Mike Oppenheim – 1st Place Winner – Angels

ANGELS – Angels follows a group of interns and residents as they struggle through a year at a deteriorating public hospital fending off a zealous county official who aims to  economize and succeeds. The staff, all competent and hard-working but not overly humanitarian hate him because he makes their work harder. They graduate and leave but deliver an interesting revenge at the year end party

Mike Oppenheim – Mike is a UCLA Theater Arts graduate whose one-act play won a national Samuel French award before he left for New York. After a few years, he decided that getting into medical school was easier than having a play produced. This proved to be the case, but training in Bellevue provided material for Angels, his only full-length play.

Michael Bucklin – 2nd Place Winner – Alliances

ALLIANCES – A long-standing relationship between a CIA agent and a British Security Service analyst is tested when it is revealed that one of the women was involved in America’s rendition program. Their confrontation exposes the moral compromises each made during the War on Terror, and its human cost. The play also explores the ethical fault lines that have formed over the past twenty years between the United States and Britain, and how the widening chasm threatens to destroy their “special relationship.”

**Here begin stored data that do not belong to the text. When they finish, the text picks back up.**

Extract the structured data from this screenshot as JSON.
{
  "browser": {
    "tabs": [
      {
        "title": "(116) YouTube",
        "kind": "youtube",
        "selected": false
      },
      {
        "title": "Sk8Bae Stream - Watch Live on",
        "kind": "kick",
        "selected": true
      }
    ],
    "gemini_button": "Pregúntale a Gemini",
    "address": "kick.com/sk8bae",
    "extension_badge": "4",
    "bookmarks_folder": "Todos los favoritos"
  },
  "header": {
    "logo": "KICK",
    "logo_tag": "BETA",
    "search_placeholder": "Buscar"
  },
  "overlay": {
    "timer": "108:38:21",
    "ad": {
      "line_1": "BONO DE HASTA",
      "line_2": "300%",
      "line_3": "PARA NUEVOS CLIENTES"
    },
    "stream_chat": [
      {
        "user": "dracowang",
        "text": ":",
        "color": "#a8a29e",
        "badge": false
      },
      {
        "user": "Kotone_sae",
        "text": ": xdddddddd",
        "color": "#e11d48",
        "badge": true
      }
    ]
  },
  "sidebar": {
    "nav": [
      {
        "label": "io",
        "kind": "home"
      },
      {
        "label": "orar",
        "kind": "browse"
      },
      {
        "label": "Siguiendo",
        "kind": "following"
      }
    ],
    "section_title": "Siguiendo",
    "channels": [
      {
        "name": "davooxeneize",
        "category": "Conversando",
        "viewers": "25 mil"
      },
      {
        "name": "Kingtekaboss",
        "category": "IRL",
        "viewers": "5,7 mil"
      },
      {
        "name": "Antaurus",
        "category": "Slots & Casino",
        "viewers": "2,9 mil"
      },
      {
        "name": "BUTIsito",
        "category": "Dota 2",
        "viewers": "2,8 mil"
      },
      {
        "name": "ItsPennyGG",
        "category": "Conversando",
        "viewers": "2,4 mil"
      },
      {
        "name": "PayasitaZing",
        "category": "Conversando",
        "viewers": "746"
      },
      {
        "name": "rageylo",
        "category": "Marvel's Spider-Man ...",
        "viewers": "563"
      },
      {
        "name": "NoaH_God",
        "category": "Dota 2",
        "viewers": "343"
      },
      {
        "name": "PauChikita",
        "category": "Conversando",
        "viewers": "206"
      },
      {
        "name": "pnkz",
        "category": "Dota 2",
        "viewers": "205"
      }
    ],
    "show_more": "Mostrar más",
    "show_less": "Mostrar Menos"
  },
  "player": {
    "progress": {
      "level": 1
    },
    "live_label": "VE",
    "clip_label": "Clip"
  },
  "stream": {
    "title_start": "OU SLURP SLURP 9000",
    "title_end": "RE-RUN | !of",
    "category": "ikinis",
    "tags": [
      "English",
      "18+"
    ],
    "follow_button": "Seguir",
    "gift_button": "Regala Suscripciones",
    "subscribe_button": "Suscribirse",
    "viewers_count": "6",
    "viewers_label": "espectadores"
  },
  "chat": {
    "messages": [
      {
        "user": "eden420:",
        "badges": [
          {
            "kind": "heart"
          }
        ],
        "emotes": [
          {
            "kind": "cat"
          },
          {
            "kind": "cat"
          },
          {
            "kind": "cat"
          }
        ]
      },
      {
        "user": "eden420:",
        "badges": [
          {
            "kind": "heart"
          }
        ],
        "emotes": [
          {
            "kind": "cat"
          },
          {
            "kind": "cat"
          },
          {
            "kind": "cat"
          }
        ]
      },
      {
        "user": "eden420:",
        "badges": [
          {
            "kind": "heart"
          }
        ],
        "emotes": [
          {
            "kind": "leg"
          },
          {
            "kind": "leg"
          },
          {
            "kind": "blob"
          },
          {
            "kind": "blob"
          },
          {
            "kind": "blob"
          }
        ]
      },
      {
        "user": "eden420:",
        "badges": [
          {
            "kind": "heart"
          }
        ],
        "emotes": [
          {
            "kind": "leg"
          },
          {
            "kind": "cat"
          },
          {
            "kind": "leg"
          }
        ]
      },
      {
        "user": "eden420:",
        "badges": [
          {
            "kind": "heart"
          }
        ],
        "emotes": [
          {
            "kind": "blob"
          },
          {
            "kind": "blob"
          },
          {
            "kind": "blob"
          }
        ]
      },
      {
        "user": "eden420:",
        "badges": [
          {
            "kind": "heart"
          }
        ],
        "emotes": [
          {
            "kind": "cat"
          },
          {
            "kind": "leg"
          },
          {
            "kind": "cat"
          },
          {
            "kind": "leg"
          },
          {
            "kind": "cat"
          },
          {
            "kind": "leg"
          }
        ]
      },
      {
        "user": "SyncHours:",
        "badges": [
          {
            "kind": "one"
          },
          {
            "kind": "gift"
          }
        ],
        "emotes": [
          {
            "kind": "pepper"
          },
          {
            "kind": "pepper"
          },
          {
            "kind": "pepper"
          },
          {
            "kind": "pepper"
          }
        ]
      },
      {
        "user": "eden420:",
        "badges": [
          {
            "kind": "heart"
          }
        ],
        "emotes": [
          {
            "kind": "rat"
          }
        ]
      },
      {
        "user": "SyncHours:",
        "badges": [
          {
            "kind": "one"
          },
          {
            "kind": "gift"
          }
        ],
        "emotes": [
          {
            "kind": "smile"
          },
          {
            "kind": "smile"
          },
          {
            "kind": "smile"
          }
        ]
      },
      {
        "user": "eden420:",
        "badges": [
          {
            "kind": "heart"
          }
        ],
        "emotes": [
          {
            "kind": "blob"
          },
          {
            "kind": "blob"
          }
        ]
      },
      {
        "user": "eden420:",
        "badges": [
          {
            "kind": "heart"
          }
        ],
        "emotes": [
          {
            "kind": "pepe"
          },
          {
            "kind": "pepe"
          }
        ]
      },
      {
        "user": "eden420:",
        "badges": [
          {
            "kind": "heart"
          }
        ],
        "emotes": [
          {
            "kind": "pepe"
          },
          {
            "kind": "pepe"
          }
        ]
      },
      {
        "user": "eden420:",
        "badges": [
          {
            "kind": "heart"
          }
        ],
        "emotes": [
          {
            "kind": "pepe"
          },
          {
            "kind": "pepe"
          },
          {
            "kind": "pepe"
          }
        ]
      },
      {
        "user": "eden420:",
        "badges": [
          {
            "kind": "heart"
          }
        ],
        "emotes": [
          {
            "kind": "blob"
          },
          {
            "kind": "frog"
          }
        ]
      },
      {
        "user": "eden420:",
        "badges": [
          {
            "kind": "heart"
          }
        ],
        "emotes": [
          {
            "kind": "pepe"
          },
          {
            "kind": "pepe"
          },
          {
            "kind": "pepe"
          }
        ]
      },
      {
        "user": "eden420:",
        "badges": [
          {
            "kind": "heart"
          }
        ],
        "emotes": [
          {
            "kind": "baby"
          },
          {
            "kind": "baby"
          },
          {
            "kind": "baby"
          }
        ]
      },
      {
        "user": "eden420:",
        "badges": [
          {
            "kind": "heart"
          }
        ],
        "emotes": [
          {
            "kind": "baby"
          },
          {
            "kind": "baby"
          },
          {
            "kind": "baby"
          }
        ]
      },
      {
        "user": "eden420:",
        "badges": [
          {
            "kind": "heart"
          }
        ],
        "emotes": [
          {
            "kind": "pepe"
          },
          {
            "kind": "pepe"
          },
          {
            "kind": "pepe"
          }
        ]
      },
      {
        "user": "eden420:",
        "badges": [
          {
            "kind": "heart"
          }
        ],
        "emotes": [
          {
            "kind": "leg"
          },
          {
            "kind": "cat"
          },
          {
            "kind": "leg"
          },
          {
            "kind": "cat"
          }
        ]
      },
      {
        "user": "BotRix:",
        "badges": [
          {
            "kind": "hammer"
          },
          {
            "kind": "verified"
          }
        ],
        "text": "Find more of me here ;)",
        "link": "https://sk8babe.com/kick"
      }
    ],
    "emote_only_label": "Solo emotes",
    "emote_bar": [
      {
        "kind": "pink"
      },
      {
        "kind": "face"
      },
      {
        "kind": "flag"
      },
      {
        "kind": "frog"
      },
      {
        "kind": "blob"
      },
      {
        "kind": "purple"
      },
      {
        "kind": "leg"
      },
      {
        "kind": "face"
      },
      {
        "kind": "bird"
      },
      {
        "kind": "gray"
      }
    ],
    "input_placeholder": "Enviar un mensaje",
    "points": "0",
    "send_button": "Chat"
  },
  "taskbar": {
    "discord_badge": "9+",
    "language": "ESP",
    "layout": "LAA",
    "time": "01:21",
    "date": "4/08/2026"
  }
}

Michael Bucklin – Michael Bucklin studied acting at the Neighborhood Playhouse School of Theatre. After appearing in numerous off- and off-off Broadway productions, he turned his attention to playwriting. Michael’s plays were produced in New York and other theatres across the country. His work was recognized by numerous competitions and festivals. He was a finalist at the Eugene O’Neill Conference of New Plays, the Writer’s Digest Competition for Drama, and the Live Oak Theatre’s International Play Competition.

Michael returned to school to receive a degree in film studies from the University of Texas at Austin. He attended UCLA’s graduate program in screenwriting. While at UCLA, Michael won the prestigious Samuel Goldwyn Writing Award. Since graduation, Michael’s work has been recognized by many competitions, including The McNerney New Play Contest, The Playhouse on the Square New Works Competition, The Risk Theatre Modern Tragedy Competition, and the ScreenCraft Drama Competition. His play, Signature Photo, won first prize at the Austin Film Festival in the drama competition. The film adaptation of Signature Photo was also a finalist in the Academy Nicholl Fellowship. Michael teaches playwriting, screenwriting, and acting at the University of California at Riverside.

Barbara Silverstone – 3rd Place Winner, Mother, I Could Kill You

Mother, I Could Kill You – What happens when your certainties go up in smoke? What happens when someone in your family does something unforgivable? And can love strike at any time and at any age?

Emboldened by therapy, cynical Anthony decides to return home for Thanksgiving dinner. It’s the fifth anniversary of his brother’s tragic death and Anthony is sure that their mother Jacqueline was somehow involved. It’s finally time to find out …

Helped and hindered by his sister, his zealous aunt and uncle, his gothic cousin, a very quiet dog, an award-winning pumpkin pie, an excessive amount of alcohol and a gun, he convinces his mother to finally spill the beans.

And spill the beans she does! No one is spared and there are so many skeletons out of the closet that it becomes hard to walk through the room. As a result, not only does Jacqueline’s fiancé reevaluate their relationship, but the entire family reexamines their connections. Luckily, Anthony’s sister manages to slip away from this tense situation for a while with a friendly policeman. Jacqueline, though, is left with some hard truths and some hard decisions. What will she do now?

Barbara Silverstone – Continuing the long and overrated tradition of Americans in Paris, Barbara A. Silverstone left L.A. to move to the City of Lights, where she works as a French-to-English translator and writes plays on the side. Her two-act play Mother, I Could Kill You placed in the semi-finals of the 2021 ScreenCraft Stage Play Competition (Los Angeles), made it to the finals in the 2025 Stanley Drama Award (New York) and recently claimed the 3rd place prize in the 2025 Beverly Hills Theatre Guild Playwriting Competition. Her short play The Cat-Sitter was selected as a finalist in the 2025 Spectacular Tournament of Playwrights (Michigan) and will be produced at The Acorn theater in Three Oaks, Michigan in November 2025.

Ms. Silverstone has a B.A. in French Literature from Occidental College in Los Angeles, where she also minored in Theater and Art, and a Master’s Degree in English Literature from the Université de Rennes II in France. She is a member of the Playwrights’ Center theater organization and the Dramatists Guild of America.